Conservative Anglican bishops call summit

Some 280 conservative Anglican bishops from Africa, Latin America and Asia will attend a breakaway summit next month in Jerusalem which has raised fears of a schism in the 400-year-old church over homosexual priests.

The Global Anglican Future Conference (GAFCON) said in a statement that it would group church leaders from 17 countries representing 35 million Anglicans, or nearly half its members.

It threatens to overshadow the Lambeth Conference, a 10-yearly conclave of over 800 bishops designed to shore-up church unity, which will take place six weeks later.

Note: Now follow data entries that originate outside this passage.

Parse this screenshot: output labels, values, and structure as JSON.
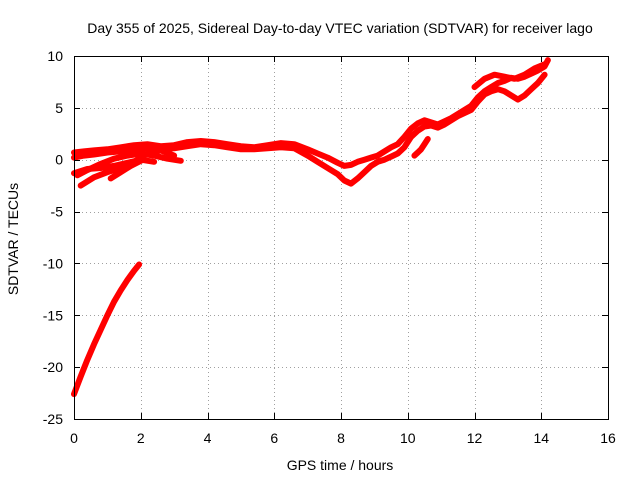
{
  "chart_data": {
    "type": "line",
    "title": "Day 355 of 2025, Sidereal Day-to-day VTEC variation (SDTVAR) for receiver lago",
    "xlabel": "GPS time / hours",
    "ylabel": "SDTVAR / TECUs",
    "xlim": [
      0,
      16
    ],
    "ylim": [
      -25,
      10
    ],
    "xticks": [
      "0",
      "2",
      "4",
      "6",
      "8",
      "10",
      "12",
      "14",
      "16"
    ],
    "yticks": [
      "10",
      "5",
      "0",
      "-5",
      "-10",
      "-15",
      "-20",
      "-25"
    ],
    "grid": true,
    "color": "#ff0000",
    "series": [
      {
        "name": "track-main",
        "x": [
          0.0,
          0.3,
          0.6,
          1.0,
          1.4,
          1.8,
          2.2,
          2.6,
          3.0,
          3.4,
          3.8,
          4.2,
          4.6,
          5.0,
          5.4,
          5.8,
          6.2,
          6.6,
          7.0,
          7.3,
          7.6,
          7.9,
          8.1,
          8.3,
          8.5,
          8.7,
          8.9,
          9.1,
          9.3,
          9.5,
          9.7,
          9.9,
          10.1,
          10.3,
          10.5,
          10.7,
          10.9,
          11.1,
          11.3,
          11.5,
          11.7,
          11.9,
          12.1,
          12.3,
          12.5,
          12.7,
          12.9,
          13.1,
          13.3,
          13.5,
          13.7,
          13.9,
          14.1,
          14.2
        ],
        "y": [
          0.7,
          0.8,
          0.9,
          1.0,
          1.2,
          1.4,
          1.5,
          1.3,
          1.4,
          1.7,
          1.8,
          1.7,
          1.5,
          1.3,
          1.2,
          1.4,
          1.6,
          1.5,
          1.0,
          0.6,
          0.2,
          -0.3,
          -0.6,
          -0.5,
          -0.2,
          0.0,
          0.2,
          0.4,
          0.8,
          1.2,
          1.5,
          2.2,
          3.0,
          3.5,
          3.8,
          3.6,
          3.4,
          3.7,
          4.0,
          4.4,
          4.8,
          5.2,
          6.0,
          6.6,
          7.0,
          7.4,
          7.6,
          7.9,
          7.8,
          8.0,
          8.3,
          8.6,
          9.0,
          9.6
        ]
      },
      {
        "name": "track-lower",
        "x": [
          0.0,
          0.3,
          0.6,
          1.0,
          1.4,
          1.8,
          2.2,
          2.6,
          3.0,
          3.4,
          3.8,
          4.2,
          4.6,
          5.0,
          5.4,
          5.8,
          6.2,
          6.6,
          7.0,
          7.3,
          7.6,
          7.9,
          8.1,
          8.3,
          8.5,
          8.7,
          8.9,
          9.1,
          9.3,
          9.5,
          9.7,
          9.9,
          10.1,
          10.3,
          10.5,
          10.7,
          10.9,
          11.1,
          11.3,
          11.5,
          11.7,
          11.9,
          12.1,
          12.3,
          12.5,
          12.7,
          12.9,
          13.1,
          13.3,
          13.5,
          13.7,
          13.9,
          14.1
        ],
        "y": [
          0.2,
          0.4,
          0.5,
          0.7,
          0.8,
          1.0,
          1.1,
          1.0,
          1.1,
          1.3,
          1.5,
          1.4,
          1.2,
          1.0,
          1.0,
          1.1,
          1.2,
          1.1,
          0.4,
          -0.2,
          -0.8,
          -1.4,
          -2.0,
          -2.3,
          -1.8,
          -1.2,
          -0.6,
          -0.2,
          0.0,
          0.3,
          0.6,
          1.2,
          2.2,
          2.8,
          3.2,
          3.3,
          3.1,
          3.4,
          3.8,
          4.2,
          4.5,
          4.8,
          5.6,
          6.3,
          6.6,
          6.8,
          6.6,
          6.2,
          5.8,
          6.2,
          6.8,
          7.4,
          8.2
        ]
      },
      {
        "name": "track-upper",
        "x": [
          12.0,
          12.3,
          12.6,
          12.9,
          13.2,
          13.5,
          13.8,
          14.1
        ],
        "y": [
          7.0,
          7.8,
          8.2,
          8.0,
          7.8,
          8.2,
          8.8,
          9.2
        ]
      },
      {
        "name": "track-dip",
        "x": [
          10.2,
          10.3,
          10.4,
          10.5,
          10.6
        ],
        "y": [
          0.4,
          0.7,
          1.0,
          1.5,
          2.0
        ]
      },
      {
        "name": "track-left-upper",
        "x": [
          0.1,
          0.4,
          0.8,
          1.2,
          1.6,
          2.0,
          2.4,
          2.8,
          3.2
        ],
        "y": [
          -1.5,
          -1.0,
          -0.4,
          0.1,
          0.4,
          0.6,
          0.4,
          0.1,
          -0.1
        ]
      },
      {
        "name": "track-left-mid",
        "x": [
          0.0,
          0.4,
          0.8,
          1.2,
          1.6,
          2.0,
          2.4
        ],
        "y": [
          -1.3,
          -0.9,
          -0.8,
          -0.6,
          -0.3,
          0.0,
          -0.2
        ]
      },
      {
        "name": "track-left-low",
        "x": [
          0.2,
          0.6,
          1.0,
          1.4,
          1.8,
          2.2,
          2.6,
          3.0
        ],
        "y": [
          -2.5,
          -1.7,
          -1.2,
          -0.8,
          -0.2,
          0.6,
          0.9,
          0.4
        ]
      },
      {
        "name": "track-left-short",
        "x": [
          1.1,
          1.4,
          1.7,
          2.0
        ],
        "y": [
          -1.8,
          -1.2,
          -0.6,
          -0.1
        ]
      },
      {
        "name": "track-steep",
        "x": [
          0.0,
          0.2,
          0.4,
          0.6,
          0.8,
          1.0,
          1.2,
          1.4,
          1.6,
          1.8,
          1.95
        ],
        "y": [
          -22.6,
          -20.9,
          -19.3,
          -17.8,
          -16.4,
          -15.0,
          -13.7,
          -12.6,
          -11.6,
          -10.7,
          -10.1
        ]
      }
    ]
  }
}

Churchmen from Australia, Kenya, Nigeria and Uganda have already threatened to boycott the Lambeth summit.

Archbishop Peter Jensen of Sydney, chairman of GAFCON's programme committee, said in the statement that the meeting will discuss the challenges facing the Anglican Church, including secularism, other religions, poverty and HIV/AIDS, as well as moral and theological issues.

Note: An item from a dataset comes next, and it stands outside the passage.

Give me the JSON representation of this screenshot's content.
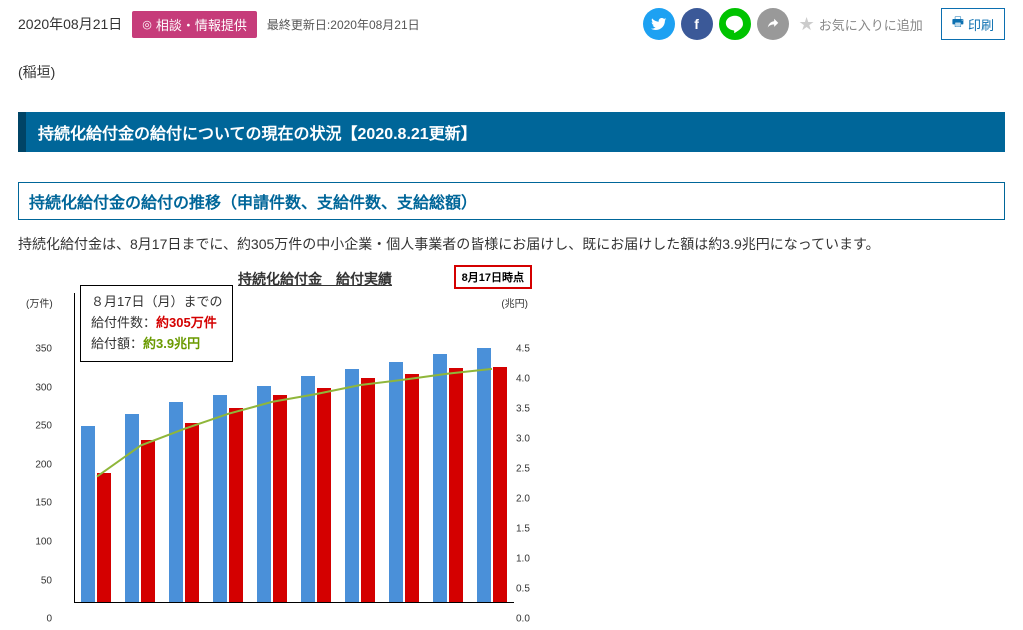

The Jerusalem summit will also "prepare for an Anglican future in which the Gospel is uncompromised and Christ-centred mission a top priority", said the statement released in Nigeria.

Nigerian Archbishop Peter Akinola, who spearheads the conservative Anglican lobby, has threatened to boycott the Lambeth Conference due to a dispute with liberals over the ordination of gay bishops and blessing of same-sex unions which has pushed the 77-million strong Anglican church toward schism for over a decade.

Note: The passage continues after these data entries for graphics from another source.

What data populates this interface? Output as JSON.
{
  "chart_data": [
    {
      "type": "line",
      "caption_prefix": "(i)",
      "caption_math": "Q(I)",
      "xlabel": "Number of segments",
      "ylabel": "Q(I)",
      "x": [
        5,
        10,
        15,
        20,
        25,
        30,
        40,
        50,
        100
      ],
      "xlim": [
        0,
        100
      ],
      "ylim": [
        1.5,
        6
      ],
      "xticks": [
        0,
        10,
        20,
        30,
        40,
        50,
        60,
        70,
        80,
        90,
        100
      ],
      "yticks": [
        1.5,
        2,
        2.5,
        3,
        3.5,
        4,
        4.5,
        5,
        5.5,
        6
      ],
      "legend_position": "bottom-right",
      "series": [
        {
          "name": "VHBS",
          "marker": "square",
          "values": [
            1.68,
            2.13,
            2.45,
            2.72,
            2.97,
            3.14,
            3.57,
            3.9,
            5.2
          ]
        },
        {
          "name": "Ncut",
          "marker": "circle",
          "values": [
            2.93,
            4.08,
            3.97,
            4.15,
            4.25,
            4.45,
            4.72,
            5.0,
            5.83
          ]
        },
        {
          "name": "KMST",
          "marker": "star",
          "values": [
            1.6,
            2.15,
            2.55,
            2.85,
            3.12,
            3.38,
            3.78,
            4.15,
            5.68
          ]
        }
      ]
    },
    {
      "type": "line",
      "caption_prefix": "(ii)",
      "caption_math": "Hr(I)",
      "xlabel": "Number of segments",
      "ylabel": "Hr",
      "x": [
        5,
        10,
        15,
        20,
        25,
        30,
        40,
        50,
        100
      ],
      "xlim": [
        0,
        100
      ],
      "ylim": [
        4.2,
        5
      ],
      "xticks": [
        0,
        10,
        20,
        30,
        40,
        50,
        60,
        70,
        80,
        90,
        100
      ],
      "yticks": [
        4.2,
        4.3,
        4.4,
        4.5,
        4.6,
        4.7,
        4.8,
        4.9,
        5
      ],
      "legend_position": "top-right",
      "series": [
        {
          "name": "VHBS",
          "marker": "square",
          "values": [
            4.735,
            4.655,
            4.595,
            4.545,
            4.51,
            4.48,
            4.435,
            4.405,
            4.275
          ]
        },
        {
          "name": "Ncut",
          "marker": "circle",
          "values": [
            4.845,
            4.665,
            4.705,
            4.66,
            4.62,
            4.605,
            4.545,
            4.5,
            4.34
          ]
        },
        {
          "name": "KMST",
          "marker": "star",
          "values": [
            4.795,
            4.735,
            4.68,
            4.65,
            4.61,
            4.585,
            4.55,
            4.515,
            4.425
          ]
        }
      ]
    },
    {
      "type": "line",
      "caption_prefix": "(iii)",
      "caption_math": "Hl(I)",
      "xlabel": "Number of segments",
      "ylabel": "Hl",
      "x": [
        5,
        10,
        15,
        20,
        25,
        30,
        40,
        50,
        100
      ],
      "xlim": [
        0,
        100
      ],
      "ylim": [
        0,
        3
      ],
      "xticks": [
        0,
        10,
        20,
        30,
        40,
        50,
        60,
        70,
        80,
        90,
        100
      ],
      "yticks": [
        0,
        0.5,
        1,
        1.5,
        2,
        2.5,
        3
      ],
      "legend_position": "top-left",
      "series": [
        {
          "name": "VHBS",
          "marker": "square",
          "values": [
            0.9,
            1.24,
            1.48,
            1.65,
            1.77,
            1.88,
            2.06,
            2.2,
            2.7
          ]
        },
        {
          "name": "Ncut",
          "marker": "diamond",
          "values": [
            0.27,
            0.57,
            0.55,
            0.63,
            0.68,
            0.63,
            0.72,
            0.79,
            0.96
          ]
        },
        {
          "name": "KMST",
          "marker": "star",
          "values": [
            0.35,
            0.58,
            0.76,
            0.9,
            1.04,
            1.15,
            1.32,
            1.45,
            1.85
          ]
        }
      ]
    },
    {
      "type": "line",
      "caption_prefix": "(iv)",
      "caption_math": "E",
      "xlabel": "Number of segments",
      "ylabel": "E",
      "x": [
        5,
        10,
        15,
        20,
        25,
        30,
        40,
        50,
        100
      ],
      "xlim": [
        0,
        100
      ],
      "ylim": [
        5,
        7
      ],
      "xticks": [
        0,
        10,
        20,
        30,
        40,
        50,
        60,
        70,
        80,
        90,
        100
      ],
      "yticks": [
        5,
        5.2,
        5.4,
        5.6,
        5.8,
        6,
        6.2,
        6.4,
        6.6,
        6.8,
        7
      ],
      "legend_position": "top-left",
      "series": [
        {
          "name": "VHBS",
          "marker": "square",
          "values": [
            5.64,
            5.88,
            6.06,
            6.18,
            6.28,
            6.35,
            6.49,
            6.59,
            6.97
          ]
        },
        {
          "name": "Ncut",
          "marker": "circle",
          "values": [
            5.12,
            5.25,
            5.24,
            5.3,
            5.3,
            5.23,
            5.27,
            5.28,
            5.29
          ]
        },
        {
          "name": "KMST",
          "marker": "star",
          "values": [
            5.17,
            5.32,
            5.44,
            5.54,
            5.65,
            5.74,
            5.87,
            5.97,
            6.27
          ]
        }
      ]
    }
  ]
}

Conservatives from Africa, Asia and Latin America - known as "The Global South" - had said they would skip Lambeth in protest against what they called "intransigence" by pro-gay US and Canadian churches.


OPENLY GAY BISHOP

American liberals had warned the traditionalists that they would effectively expel themselves from the Anglican Church if they failed to attend the Lambeth Conference which is meant to cement the global communion once a decade.

The "Global South", which represents at least a third of global Anglicans, had said hopes for a unified faith were as dim as ever.

With 17.5 million members, Nigeria is the second-largest Anglican province after the Church of England, which has 26 million, but its number of regular church-goers is far higher and growing.

The worldwide Anglican Communion has been sharply divided since 2003 when the 2.4-million-strong US Episcopal Church consecrated Gene Robinson as the first openly-gay bishop.

About a year ago, Akinola consecrated dissident Episcopal priest Martyn Minns as bishop of a breakaway Nigerian church in the United States.

The Archbishops of Kenya and Uganda followed suit and consecrated some priests as bishops of orthodox congregations in the United States, creating more conservative outposts opposed to the liberal American mainstream.

African bishops say they want to rescue the US churches and individuals who might otherwise abandon Anglicanism. Liberals say Africans are violating church rules by setting up fiefdoms in the United States.

Dr Rowan Williams, the Archbishop of Canterbury and spiritual leader of the global Anglican Communion, is struggling to stem a full-blown schism and has appealed to African primates to stop the consecrations.